Our dear helpful friends join us in our denial, suggesting we practice the fine art of “time management.” Yet time will not be managed. When we succeed at streamlining our tasks, the new space we create inevitably generates more to do. Our efficiency exponentially expands our busy life, and allows others to heap more on as we become known as a person who “gets things done.” The more we endeavor to streamline and save time, the more plugged into our hamster wheel we become.
Like a mad bargain with Time itself, we participate in the illusion of creating time in the future, in exchange for giving up time now. The trap is the perpetual state of giving up the quality of the present moment for a future when life will be easy — the fantasy of getting ahead.
One of my favorite of Shakespeare’s monologues is from Richard II. It endures because each of us is our own king, and it is our “vain conceit” to imagine we may be able to manage time — to escape our own mortality if only for one holiday season.
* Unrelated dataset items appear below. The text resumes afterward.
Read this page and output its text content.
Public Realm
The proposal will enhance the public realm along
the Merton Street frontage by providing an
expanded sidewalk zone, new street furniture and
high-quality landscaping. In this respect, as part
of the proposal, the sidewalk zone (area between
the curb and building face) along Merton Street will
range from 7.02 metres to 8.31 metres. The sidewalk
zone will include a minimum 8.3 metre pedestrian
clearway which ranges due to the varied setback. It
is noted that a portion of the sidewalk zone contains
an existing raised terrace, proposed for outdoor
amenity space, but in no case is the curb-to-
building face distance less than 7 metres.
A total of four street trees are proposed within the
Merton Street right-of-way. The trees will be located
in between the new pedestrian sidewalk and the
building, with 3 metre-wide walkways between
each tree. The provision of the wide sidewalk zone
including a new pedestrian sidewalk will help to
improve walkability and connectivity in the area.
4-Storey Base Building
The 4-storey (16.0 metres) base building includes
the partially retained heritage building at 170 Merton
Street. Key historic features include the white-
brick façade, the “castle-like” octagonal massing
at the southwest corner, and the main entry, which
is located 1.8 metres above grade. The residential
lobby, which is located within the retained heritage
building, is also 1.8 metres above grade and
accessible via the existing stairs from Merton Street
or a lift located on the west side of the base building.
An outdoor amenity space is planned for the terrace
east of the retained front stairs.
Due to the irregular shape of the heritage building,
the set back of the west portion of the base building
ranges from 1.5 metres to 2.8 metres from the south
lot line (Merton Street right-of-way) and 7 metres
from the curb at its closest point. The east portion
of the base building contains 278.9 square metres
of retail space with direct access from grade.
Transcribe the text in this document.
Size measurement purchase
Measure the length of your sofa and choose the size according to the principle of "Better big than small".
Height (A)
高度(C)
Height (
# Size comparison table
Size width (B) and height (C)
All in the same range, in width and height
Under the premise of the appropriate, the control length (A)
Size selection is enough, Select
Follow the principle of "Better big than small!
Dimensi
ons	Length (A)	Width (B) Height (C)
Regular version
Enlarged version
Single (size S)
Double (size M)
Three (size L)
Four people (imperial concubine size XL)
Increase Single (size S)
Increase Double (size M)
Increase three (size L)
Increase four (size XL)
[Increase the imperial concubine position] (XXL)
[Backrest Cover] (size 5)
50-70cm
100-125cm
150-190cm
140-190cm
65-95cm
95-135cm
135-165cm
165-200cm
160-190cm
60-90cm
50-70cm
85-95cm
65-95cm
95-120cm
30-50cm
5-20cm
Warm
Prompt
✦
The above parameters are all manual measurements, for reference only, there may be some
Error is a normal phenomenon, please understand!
“ … within the hollow crown
That rounds the mortal temples of a king
Keeps Death his court and there the antic sits,
Scoffing his state and grinning at his pomp,
Allowing him a breath, a little scene,
To monarchize, be fear’d and kill with looks,
Infusing him with self and vain conceit,
As if this flesh which walls about our life,
Were brass impregnable, and humor’d thus
Comes at the last and with a little pin
Bores through his castle wall, and farewell king!”
— William Shakespeare
The life-affirming lesson from Richard II is that the inevitability of death is that which makes every day we have to walk the earth valuable, and the choice of how we spend that time … precious. The goal then is not to eke out more, but to allow its preciousness to make us shed what is not dearly worthwhile. What will you choose to do right now? You’ll discover two standouts related to these musings in this Winter issue:
Cover story Jon Bernthal takes a look at a star of the screen, taking his time to rest and restore in Ojai. (page 24) Bernthal, like many, seeks work-life balance and finds time in the quiet Ojai life.
Home birth is a topic we looked at (Winter 2021); home death is our next. Ojai’s death midwife offers personal preference, and respect to death choices. Bringing death out of the shadows with an embrace for its part in life. Explore the face of mortality, as we open our eyes to Tending to Dying (page 72).
Enjoy the gift of the present moment. Feast a little, right now; it's your time for the spending, we at Ojai Magazine offer stories in full respect and value of your choice.